10th Maharaja of Mysore
- Reign: 20 June 1617 – 2 May 1637
- Predecessor: Raja Wodeyar I (grandfather)
- Successor: Raja Wodeyar II (paternal uncle)
- Born: 21 April 1603
- Died: 2 May 1637 (aged 34)

Names
- Maha Mandalaswara Birud-antembara-ganda Bettada Chamaraja Wodeyar VI
- House: Wodeyar
- Father: Yuvaraja Narasaraja

= Chamaraja Wodeyar VI =

Maharaja of Mysore from 1617 to 1637

Chamaraja Wodeyar VI (21 April 1603 – 2 May 1637) was the tenth maharaja of the Kingdom of Mysore from 1617 after his grandfather Raja Wodeyar I's death that year until his death in 1637.

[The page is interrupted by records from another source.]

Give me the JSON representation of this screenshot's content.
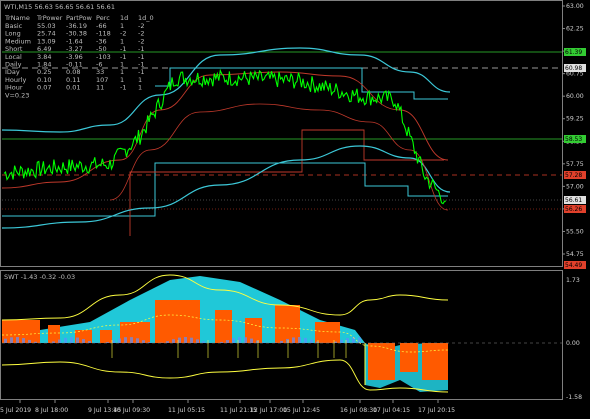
{
  "chart_title": "WTI,M15 56.63 56.65 56.61 56.61",
  "indicator_title": "SWT -1.43 -0.32 -0.03",
  "table": {
    "headers": [
      "TrName",
      "TrPower",
      "PartPow",
      "Perc",
      "1d",
      "1d_0"
    ],
    "rows": [
      [
        "Basic",
        "55.03",
        "-36.19",
        "-66",
        "1",
        "-2"
      ],
      [
        "Long",
        "25.74",
        "-30.38",
        "-118",
        "-2",
        "-2"
      ],
      [
        "Medium",
        "13.09",
        "-1.64",
        "-36",
        "1",
        "-2"
      ],
      [
        "Short",
        "6.49",
        "-3.27",
        "-50",
        "-1",
        "-1"
      ],
      [
        "Local",
        "3.84",
        "-3.96",
        "-103",
        "-1",
        "-1"
      ],
      [
        "Daily",
        "1.84",
        "-0.11",
        "-6",
        "1",
        "-1"
      ],
      [
        "IDay",
        "0.25",
        "0.08",
        "33",
        "1",
        "-1"
      ],
      [
        "Hourly",
        "0.10",
        "0.11",
        "107",
        "1",
        "1"
      ],
      [
        "IHour",
        "0.07",
        "0.01",
        "11",
        "-1",
        "1"
      ]
    ],
    "footer": "V=0.23"
  },
  "price_axis": [
    "63.00",
    "62.25",
    "61.50",
    "60.75",
    "60.00",
    "59.25",
    "58.50",
    "57.75",
    "57.00",
    "56.25",
    "55.50",
    "54.75"
  ],
  "price_tags": [
    {
      "label": "61.39",
      "color": "#33cc33"
    },
    {
      "label": "60.98",
      "color": "#e0e0e0"
    },
    {
      "label": "58.53",
      "color": "#33cc33"
    },
    {
      "label": "57.28",
      "color": "#e0402b"
    },
    {
      "label": "56.61",
      "color": "#e0e0e0"
    },
    {
      "label": "56.26",
      "color": "#e0402b"
    },
    {
      "label": "54.49",
      "color": "#e0402b"
    }
  ],
  "indicator_axis": [
    "1.73",
    "0.00",
    "-1.58"
  ],
  "time_axis": [
    "5 Jul 2019",
    "8 Jul 18:00",
    "9 Jul 13:45",
    "10 Jul 09:30",
    "11 Jul 05:15",
    "11 Jul 21:15",
    "12 Jul 17:00",
    "15 Jul 12:45",
    "16 Jul 08:30",
    "17 Jul 04:15",
    "17 Jul 20:15"
  ],
  "colors": {
    "price": "#00ff00",
    "ma_cyan": "#3cc8d8",
    "ma_red": "#c0392b",
    "histo_cyan": "#20c8d8",
    "histo_orange": "#ff5a00",
    "yellow": "#ffff40"
  },
  "chart_data": [
    {
      "type": "line",
      "title": "WTI,M15 56.63 56.65 56.61 56.61",
      "ylim": [
        54.49,
        63.0
      ],
      "x": [
        "5 Jul 2019",
        "8 Jul 18:00",
        "9 Jul 13:45",
        "10 Jul 09:30",
        "11 Jul 05:15",
        "11 Jul 21:15",
        "12 Jul 17:00",
        "15 Jul 12:45",
        "16 Jul 08:30",
        "17 Jul 04:15",
        "17 Jul 20:15"
      ],
      "series": [
        {
          "values": [
            57.5,
            57.7,
            57.8,
            58.7,
            60.6,
            60.6,
            60.5,
            60.0,
            59.9,
            57.4,
            56.6
          ]
        }
      ]
    },
    {
      "type": "area",
      "title": "SWT -1.43 -0.32 -0.03",
      "ylim": [
        -1.58,
        1.73
      ],
      "x": [
        "5 Jul 2019",
        "8 Jul 18:00",
        "9 Jul 13:45",
        "10 Jul 09:30",
        "11 Jul 05:15",
        "11 Jul 21:15",
        "12 Jul 17:00",
        "15 Jul 12:45",
        "16 Jul 08:30",
        "17 Jul 04:15",
        "17 Jul 20:15"
      ],
      "series": [
        {
          "values": [
            0.2,
            0.3,
            0.3,
            0.7,
            1.4,
            1.2,
            0.8,
            0.5,
            0.4,
            -1.0,
            -1.4
          ]
        }
      ]
    }
  ]
}
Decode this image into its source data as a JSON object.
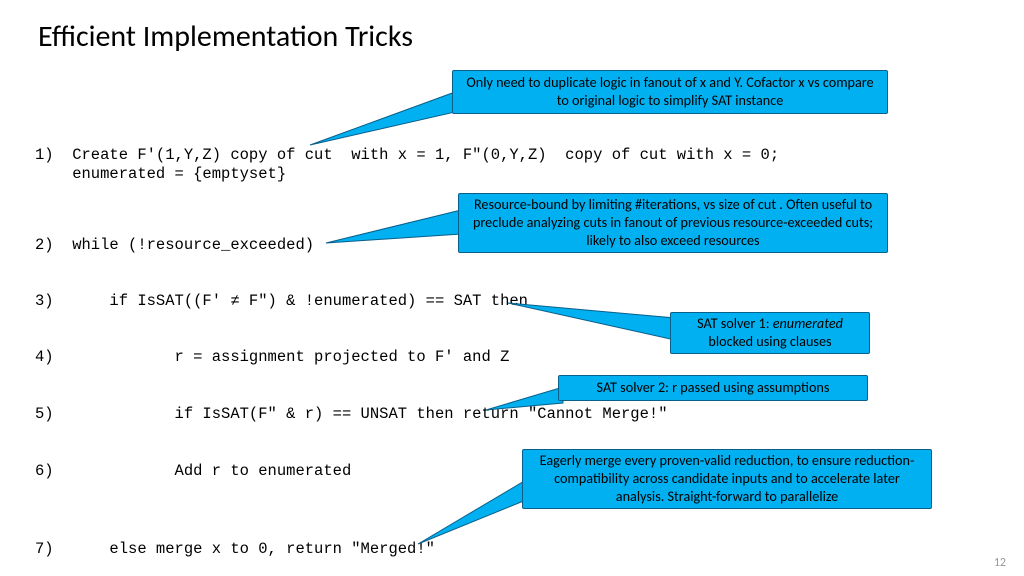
{
  "title": "Efficient Implementation Tricks",
  "code": {
    "l1a": "1)  Create F'(1,Y,Z) copy of cut  with x = 1, F\"(0,Y,Z)  copy of cut with x = 0;",
    "l1b": "    enumerated = {emptyset}",
    "l2": "2)  while (!resource_exceeded)",
    "l3": "3)      if IsSAT((F' ≠ F\") & !enumerated) == SAT then",
    "l4": "4)             r = assignment projected to F' and Z",
    "l5": "5)             if IsSAT(F\" & r) == UNSAT then return \"Cannot Merge!\"",
    "l6": "6)             Add r to enumerated",
    "l7": "7)      else merge x to 0, return \"Merged!\""
  },
  "callouts": {
    "c1": "Only need to duplicate logic in fanout of x and Y. Cofactor x vs compare to original logic to simplify SAT instance",
    "c2": "Resource-bound by limiting #iterations, vs size of cut . Often useful to preclude analyzing cuts in fanout of previous resource-exceeded cuts; likely to also exceed resources",
    "c3_a": "SAT solver 1: ",
    "c3_b": "enumerated",
    "c3_c": " blocked using clauses",
    "c4": "SAT solver 2: r passed using assumptions",
    "c5": "Eagerly merge every proven-valid reduction, to ensure reduction-compatibility across candidate inputs and to accelerate later analysis. Straight-forward to parallelize"
  },
  "page": "12"
}
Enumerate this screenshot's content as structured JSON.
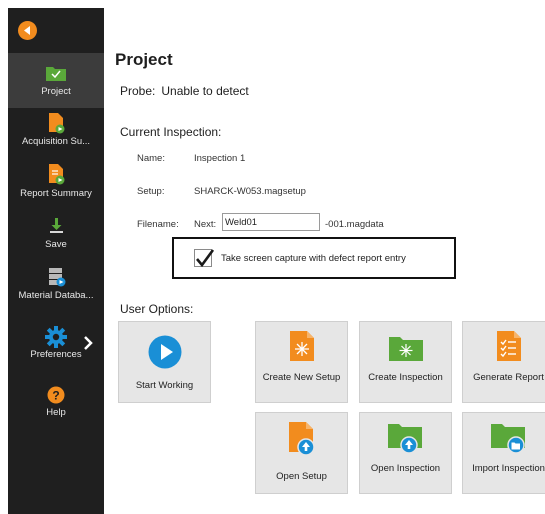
{
  "sidebar": {
    "items": [
      {
        "label": "Project",
        "icon": "folder-check-icon"
      },
      {
        "label": "Acquisition Su...",
        "icon": "document-play-icon"
      },
      {
        "label": "Report Summary",
        "icon": "report-play-icon"
      },
      {
        "label": "Save",
        "icon": "save-icon"
      },
      {
        "label": "Material Databa...",
        "icon": "database-icon"
      },
      {
        "label": "Preferences",
        "icon": "gear-icon"
      },
      {
        "label": "Help",
        "icon": "help-icon"
      }
    ]
  },
  "main": {
    "title": "Project",
    "probe_label": "Probe:",
    "probe_value": "Unable to detect",
    "current_inspection_heading": "Current Inspection:",
    "name_label": "Name:",
    "name_value": "Inspection 1",
    "setup_label": "Setup:",
    "setup_value": "SHARCK-W053.magsetup",
    "filename_label": "Filename:",
    "filename_next": "Next:",
    "filename_value": "Weld01",
    "filename_suffix": "-001.magdata",
    "capture_label": "Take screen capture with defect report entry",
    "capture_checked": true,
    "user_options_heading": "User Options:"
  },
  "tiles": {
    "start_working": "Start Working",
    "create_new_setup": "Create New Setup",
    "create_inspection": "Create Inspection",
    "generate_report": "Generate Report",
    "open_setup": "Open Setup",
    "open_inspection": "Open Inspection",
    "import_inspection": "Import Inspection"
  },
  "colors": {
    "sidebar_bg": "#1f1f1f",
    "accent_orange": "#f28c1e",
    "accent_green": "#5aa83a",
    "accent_blue": "#1a8fd6",
    "tile_bg": "#e6e6e6"
  }
}
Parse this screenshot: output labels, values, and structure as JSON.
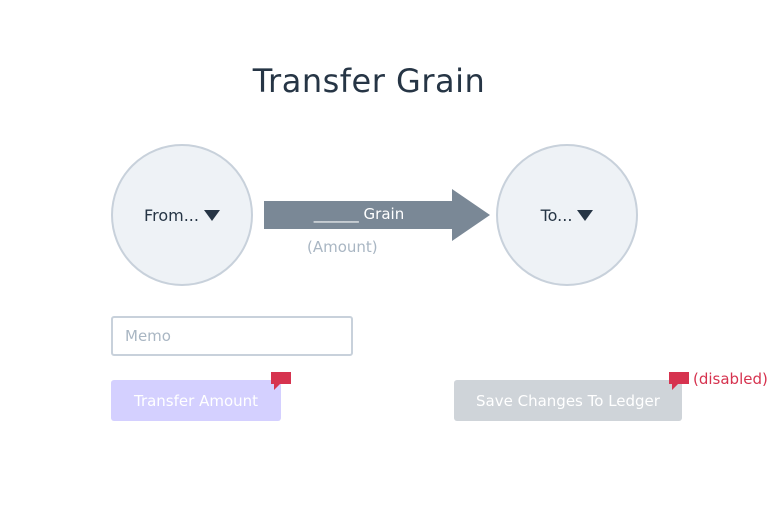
{
  "title": "Transfer Grain",
  "from": {
    "label": "From...",
    "icon": "caret-down-icon"
  },
  "to": {
    "label": "To...",
    "icon": "caret-down-icon"
  },
  "amount": {
    "field_label": "______ Grain",
    "hint": "(Amount)"
  },
  "memo": {
    "placeholder": "Memo",
    "value": ""
  },
  "buttons": {
    "transfer": "Transfer Amount",
    "save": "Save Changes To Ledger"
  },
  "annotations": {
    "disabled_note": "(disabled)",
    "comment_icon": "comment-icon"
  },
  "colors": {
    "title": "#263545",
    "arrow": "#7a8896",
    "circle_fill": "#eef2f6",
    "circle_border": "#c8d1db",
    "transfer_button": "#d4d0ff",
    "save_button": "#cfd4d9",
    "annotation": "#d6334f"
  }
}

== Collapse of the Vijayanagara Empire ==
During the 20-year reign of Chamaraja Wodeyar VI, the Vijayanagara Empire collapsed drastically, major portions of which were annexed by the Bahamani and Deccan sultanates. During this period, Chamaraja Wodeyar's kingdom expanded quickly. By the end of his life, he had nearly doubled the kingdom's size. He died in summer on 2 May 1637. His paternal uncle, Raja Wodeyar II, took over after his death.